1. Fully operational system and available services;
  2. Main flows successfully tested;
  3. Four scientific articles presented at conferences and/or published in ISI journals;
  4. 1 Patent application;
Achievements so far

The main objective of the Smart Search component project is the implementation of software services dedicated to digital libraries. These involve several functionalities: 1). optimized indexing of documents in an unrelated database of Elasticsearch type; 2). search algorithms for relevant documents based on keywords or snippets of text, as well as the ability to narrow down search results using filters; 3). semantic recommendations - providing documents similar to a given reference document.

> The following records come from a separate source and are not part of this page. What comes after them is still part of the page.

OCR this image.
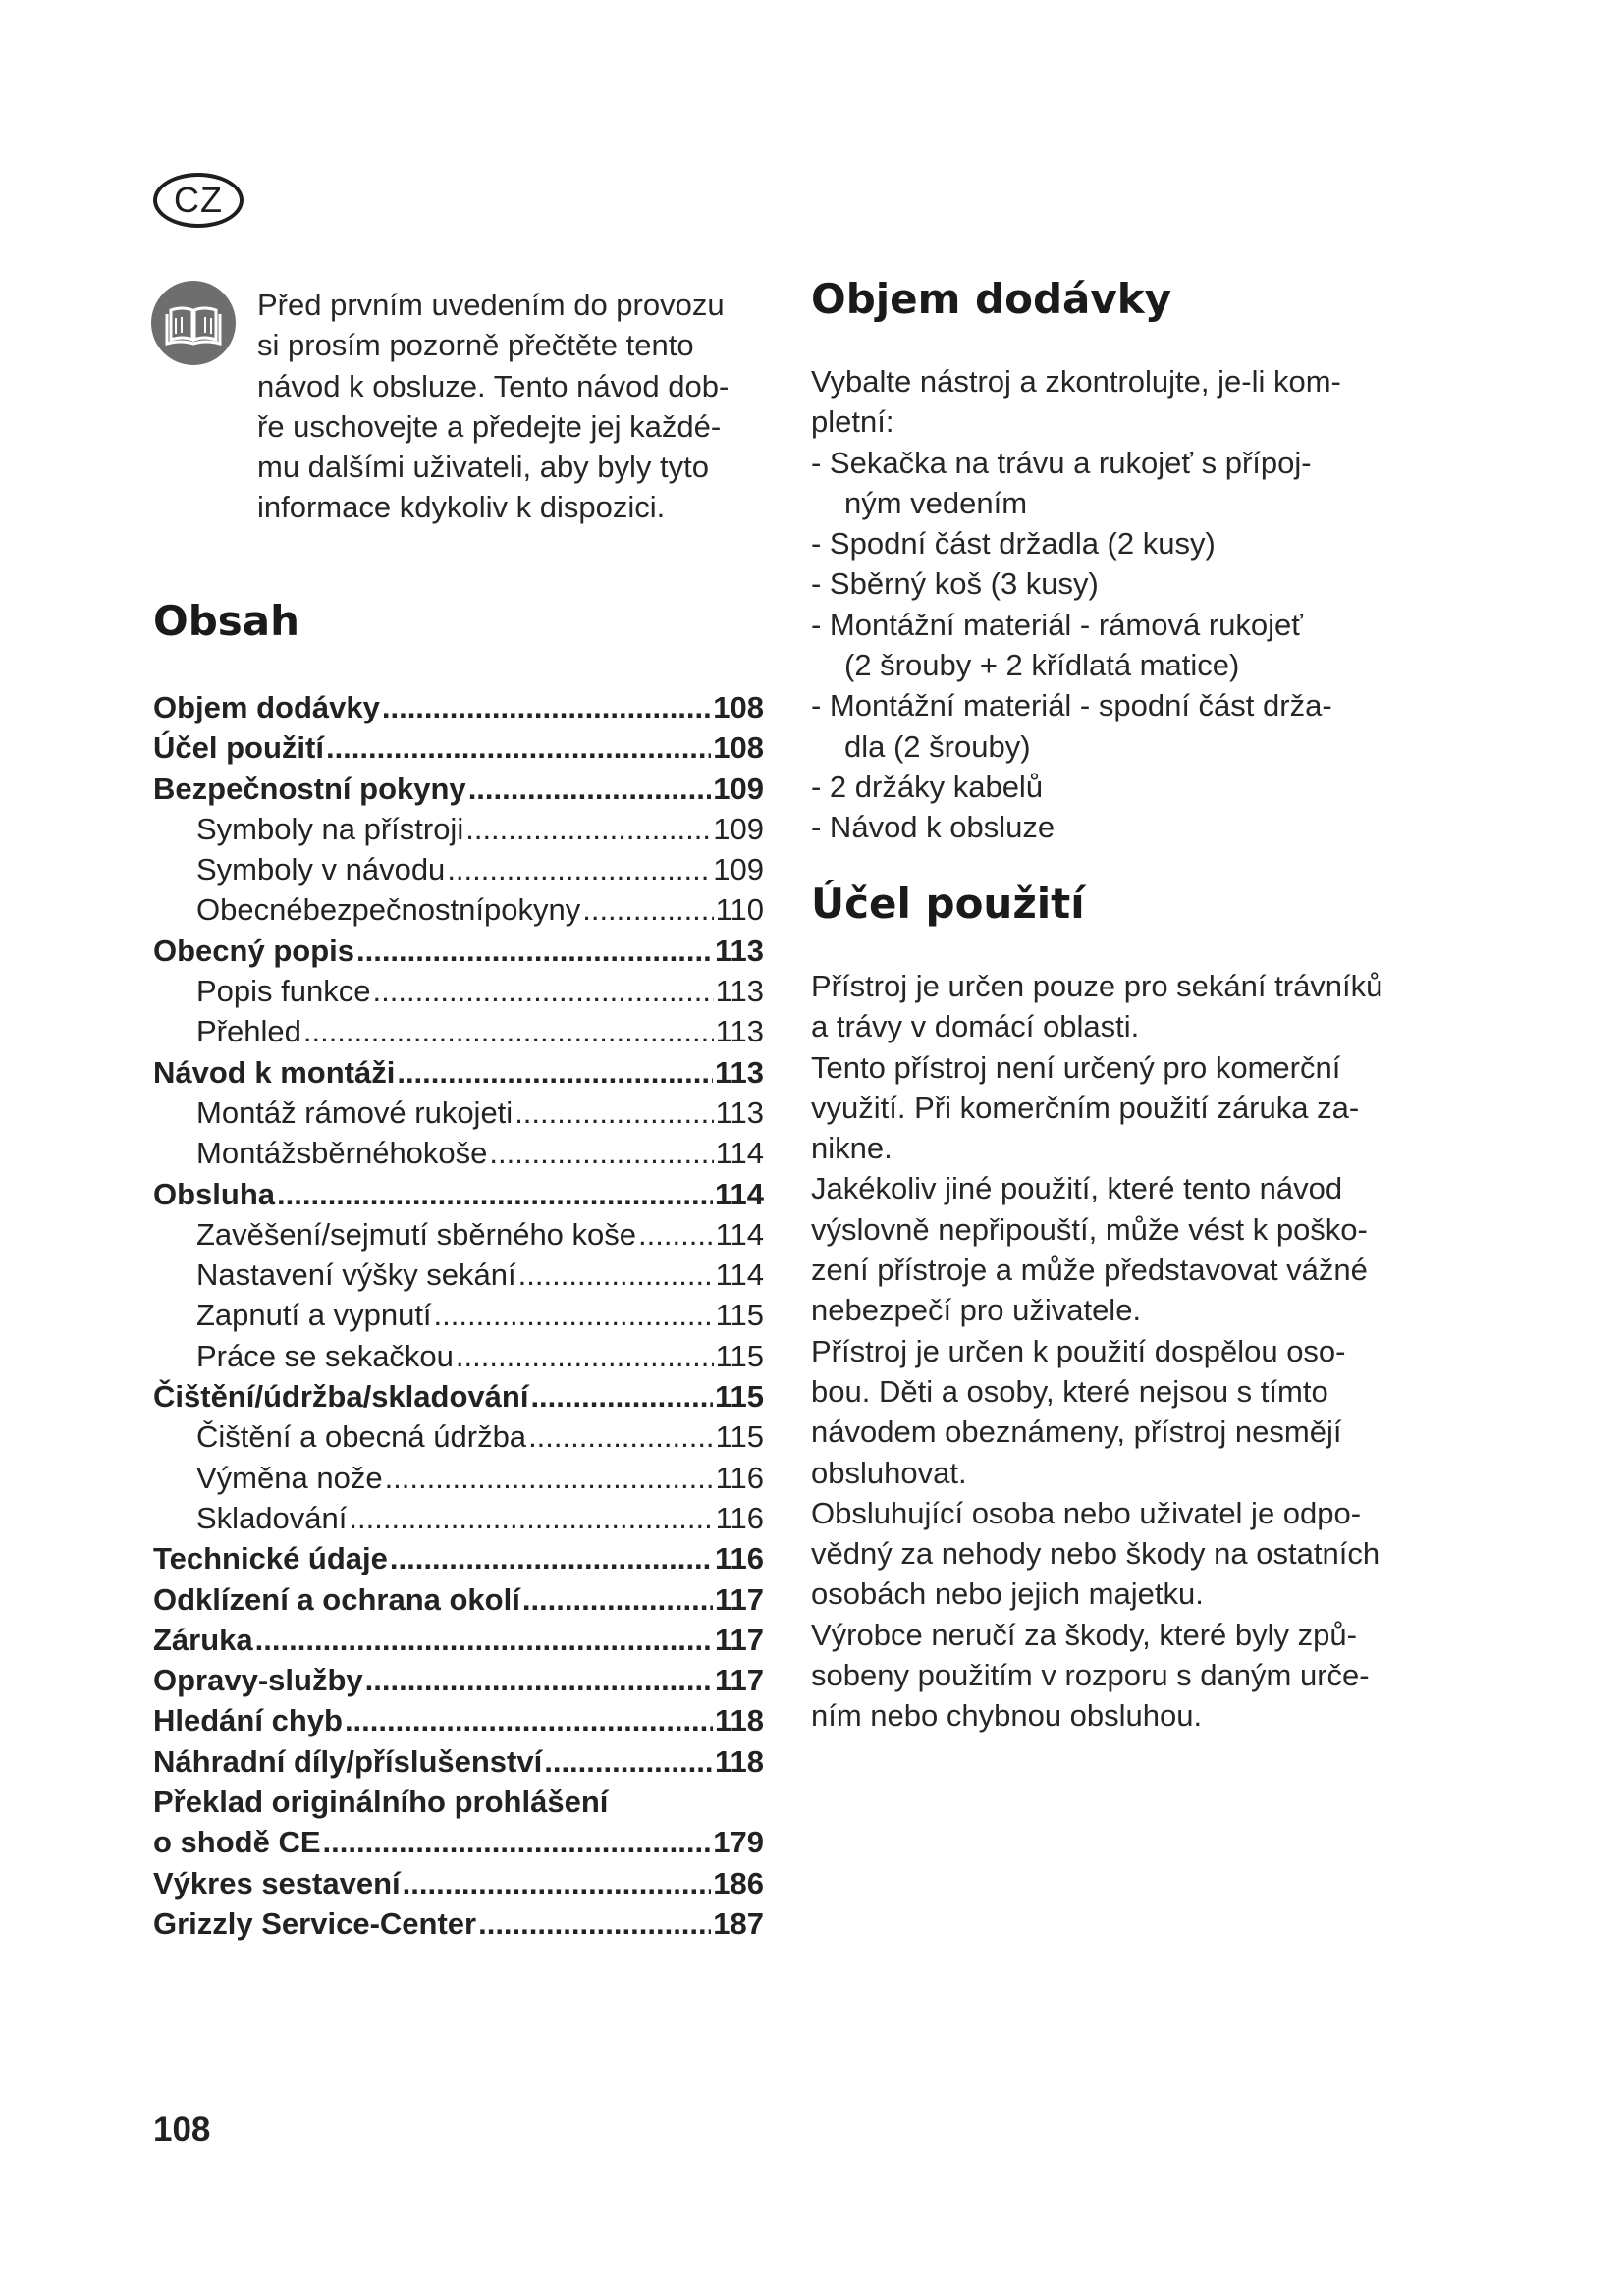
CZ
Před prvním uvedením do provozu
si prosím pozorně přečtěte tento
návod k obsluze. Tento návod dob-
ře uschovejte a předejte jej každé-
mu dalšími uživateli, aby byly tyto
informace kdykoliv k dispozici.
Obsah
Objem dodávky .....	108
Účel použití .....	108
Bezpečnostní pokyny .....	109
Symboly na přístroji .....	109
Symboly v návodu .....	109
Obecnébezpečnostnípokyny .....	110
Obecný popis .....	113
Popis funkce .....	113
Přehled .....	113
Návod k montáži .....	113
Montáž rámové rukojeti .....	113
Montážsběrnéhokoše .....	114
Obsluha .....	114
Zavěšení/sejmutí sběrného koše .....	114
Nastavení výšky sekání .....	114
Zapnutí a vypnutí .....	115
Práce se sekačkou .....	115
Čištění/údržba/skladování .....	115
Čištění a obecná údržba .....	115
Výměna nože .....	116
Skladování .....	116
Technické údaje .....	116
Odklízení a ochrana okolí .....	117
Záruka .....	117
Opravy-služby .....	117
Hledání chyb .....	118
Náhradní díly/příslušenství .....	118
Překlad originálního prohlášení
o shodě CE .....	179
Výkres sestavení .....	186
Grizzly Service-Center .....	187
Objem dodávky
Vybalte nástroj a zkontrolujte, je-li kom-
pletní:
- Sekačka na trávu a rukojeť s přípoj-
ným vedením
- Spodní část držadla (2 kusy)
- Sběrný koš (3 kusy)
- Montážní materiál - rámová rukojeť
(2 šrouby + 2 křídlatá matice)
- Montážní materiál - spodní část drža-
dla (2 šrouby)
- 2 držáky kabelů
- Návod k obsluze
Účel použití
Přístroj je určen pouze pro sekání trávníků
a trávy v domácí oblasti.
Tento přístroj není určený pro komerční
využití. Při komerčním použití záruka za-
nikne.
Jakékoliv jiné použití, které tento návod
výslovně nepřipouští, může vést k poško-
zení přístroje a může představovat vážné
nebezpečí pro uživatele.
Přístroj je určen k použití dospělou oso-
bou. Děti a osoby, které nejsou s tímto
návodem obeznámeny, přístroj nesmějí
obsluhovat.
Obsluhující osoba nebo uživatel je odpo-
vědný za nehody nebo škody na ostatních
osobách nebo jejich majetku.
Výrobce neručí za škody, které byly způ-
sobeny použitím v rozporu s daným urče-
ním nebo chybnou obsluhou.
108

From a functional perspective, the Smart Search project ensures the systematization / indexing of documents, the semantic search for relevant documents, but also the exploration of intertextuality links between various document collections. These services are based on semantic models for representing the knowledge involved in collections of texts in Romanian and algorithms based on semantic recommendations. The services are offered through an intuitive web application, currently in beta, being installed and running on a server in UPB provided for BCUB.

The Lib2Life web portal incorporates both general functionalities, such as: account creation, authentication, password recovery, these being accessible to any user, as well as functionalities specific to each user role (administrator, librarian, respectively reader) according to the functional specifications defined in the project proposal. . The interaction scheme is shown in Figure 1, while the detailed functionalities are shown in Table 1. In the following green table the functionality developed since the last progress report is marked.

Figure 1. Workflow of various user roles.
Dotted line features are under development.

The document upload process involves processing OCR scans obtained from the P2 subproject, which incorporates metadata, unlike the previous report in which the metadata was provided in a separate XML file. Once the document is loaded, the word processing begins, which includes automatic text extraction and correction, header extraction, footnotes, images, and tables. A final step allows to manually edit the extracted text. Finally, the processed document and metadata are saved in the Elasticsearch database. The interaction scheme with the P2 eLibrary Builder component project is shown in Figure 2.

Table 1. Smart Search functionalities.

Functionality Necessary role Description

Implemented functionalities

Register General Allows the creation of a user account within the application.
Authentification General Allows authenticating within the system.
Password recovery General Allows the generation of a new authentification password.
Search facilities General Allows for simple and advanced (filter-based) searches to find documents saved in the system.
Document view General Allows the view of the original document (PDF).
Document upload Librarian Allows the upload of documents and related metadata, as well as the extraction of the text from them and its processing.
Metadata editing Librarian Allows you to change the metadata of documents saved in the system.
Document erase Librarian Allows the deleting of problem documents.
Ontology view Librarian Allows the view of the OWL ontology.
Semantic recomandations General Allows the provision of recommendation of similar documents based on semantic models.

Functionalities in progress

User management Administrator Allows the management of user accounts and their respective roles.
Ontology editing Administrator Will allow the modification of the OWL ontology through the web application.

Figure 2. Interaction with the P2 project and the PDF document processing process.